Why is it actually necessary to distinguish between energy poverty and poverty in general?

‘Energy poverty goes beyond just having money for the cost of living. There is obviously an overlap between people who are traditionally income-poor and those who are energy poor, but it’s not a perfect overlap. There are people in the middle income group, who are also experiencing quite severe energy issues.

In an earlier research project, we had highlighted something that was a real problem: there are lots of groups that just will never receive support and they don’t fit in the narrative or the public imagination. If you think of someone who is vulnerable, someone who needs support most, you might not think of a 22 year old who is fresh out of university living in a really crappy, but really expensive flat that is really difficult to heat.’

You conducted research on the Member States through the Energy Poverty Observatory.

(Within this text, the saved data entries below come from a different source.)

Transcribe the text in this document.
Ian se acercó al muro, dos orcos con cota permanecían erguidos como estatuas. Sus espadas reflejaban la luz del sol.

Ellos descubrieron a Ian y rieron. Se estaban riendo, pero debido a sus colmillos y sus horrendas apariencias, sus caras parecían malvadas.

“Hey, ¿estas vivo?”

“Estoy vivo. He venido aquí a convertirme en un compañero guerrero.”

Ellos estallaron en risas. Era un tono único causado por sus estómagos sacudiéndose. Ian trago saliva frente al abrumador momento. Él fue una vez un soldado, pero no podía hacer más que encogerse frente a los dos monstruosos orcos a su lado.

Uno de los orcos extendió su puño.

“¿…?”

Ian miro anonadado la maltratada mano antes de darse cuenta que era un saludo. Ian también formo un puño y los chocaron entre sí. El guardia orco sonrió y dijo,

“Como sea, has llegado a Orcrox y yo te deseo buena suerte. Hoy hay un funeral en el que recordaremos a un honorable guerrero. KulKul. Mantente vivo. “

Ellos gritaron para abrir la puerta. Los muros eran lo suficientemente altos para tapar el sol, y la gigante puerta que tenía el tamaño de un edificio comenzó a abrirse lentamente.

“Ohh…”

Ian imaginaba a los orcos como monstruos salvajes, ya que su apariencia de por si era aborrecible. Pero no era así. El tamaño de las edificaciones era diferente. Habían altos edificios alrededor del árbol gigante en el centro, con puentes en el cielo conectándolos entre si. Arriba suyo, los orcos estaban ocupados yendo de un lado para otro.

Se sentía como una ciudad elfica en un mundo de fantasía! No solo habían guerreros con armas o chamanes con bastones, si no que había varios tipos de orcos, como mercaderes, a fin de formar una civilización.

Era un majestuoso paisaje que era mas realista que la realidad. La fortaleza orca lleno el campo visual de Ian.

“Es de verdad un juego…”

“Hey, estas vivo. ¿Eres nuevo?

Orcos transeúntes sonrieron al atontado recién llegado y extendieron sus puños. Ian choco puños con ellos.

Which findings were notable?

We looked at the statistical data about households that is being collected via the European Union Statistics on Income and Living Conditions ((EU-SILC).One of the items in their  questionnaire is whether households encounter difficulties heating their houses.  It surprised us that this got quite high rates in Portugal and other Southern states. But indeed, Spain had terrible cold spells last year, very severe periods of cold weather and people there live in houses that are not built for that. There is often no central heating system, they have typically tiled floors, large windows – the worst kind of setup for bouts of freezing temperatures.

What is the problem with the data?

‘We rely on EU-SILC or household budget surveys, but there’s been no actual survey into energy poverty. Those questionnaires do ask whether you’ve been in arrears on your utility bills. But that covers all types of bills and utlities. So it covers gas, electricity, water, garbage collection – anything under the sun gets thrown into that. That makes it very hard to pinpoint which part is energy poverty.

The European Commission has proposed that excess profits from energy companies be redistributed back to consumers. What do you expect from that proposal?

‘The Commission took the easy approach: it just use proxies of vulnerability’

‘A windfall tax is the right direction. it would have been ideal to have some accompanying guidance on that, to set some parameters: who should be targeted for support. The lack of that is disappointing. It’s the easy approach: just use proxies of vulnerability. We often see that existing social welfare benefits are used to identify people for support; people who receive an old age pension, who receive support because they have a severe disability, or i are unemployed. But that way, a lot of working families get completely ignored.’

Your Energy Poverty Observatory was replaced by an Energy Poverty Advisory Hub in 2020. How do they differ?

‘Perhaps they are less critical, we were pushing a bit more for a critical voice. But they are valid in a different way. While we spent a lot of time discussing why the data matters and the ways in which it is actually quite limited,  they have moved away from that body of work of definitions and indicators towards  on the ground technical assistance. In that sense, it has been quite a shift in priorities. 

The evidence repository has disappeared. The network page has disappeared. The  indicator dashboard stayed, but that’s a bit buried away now on the EPAH website, in its own subsection. So for us, that was a disappointment.

Did the European Commission explain why some of your work was excluded?

‘No. So we’re not really sure what the reason was.’

You said earlier that you are optimistic, yet at the same time, you are very critical of the Member States and the European Commission. How do you reconcile those contradicting feelings?

Gosh, it’s my daily struggle actually, but I think you have to be optimistic. I keep reminding myself to look at it over the long duration and to see that we have actually come a long way. We’re starting to see a slow movement towards recognising the right to energy, and understand that maybe it should be treated as more of a social good than a privatised commodity. And that's a really complicated one to try and pin down.

There is a huge amount more to do, but we have already seen quite a transformational shift in how the problem is recognised. It is much higher up the policy agenda nowadays.’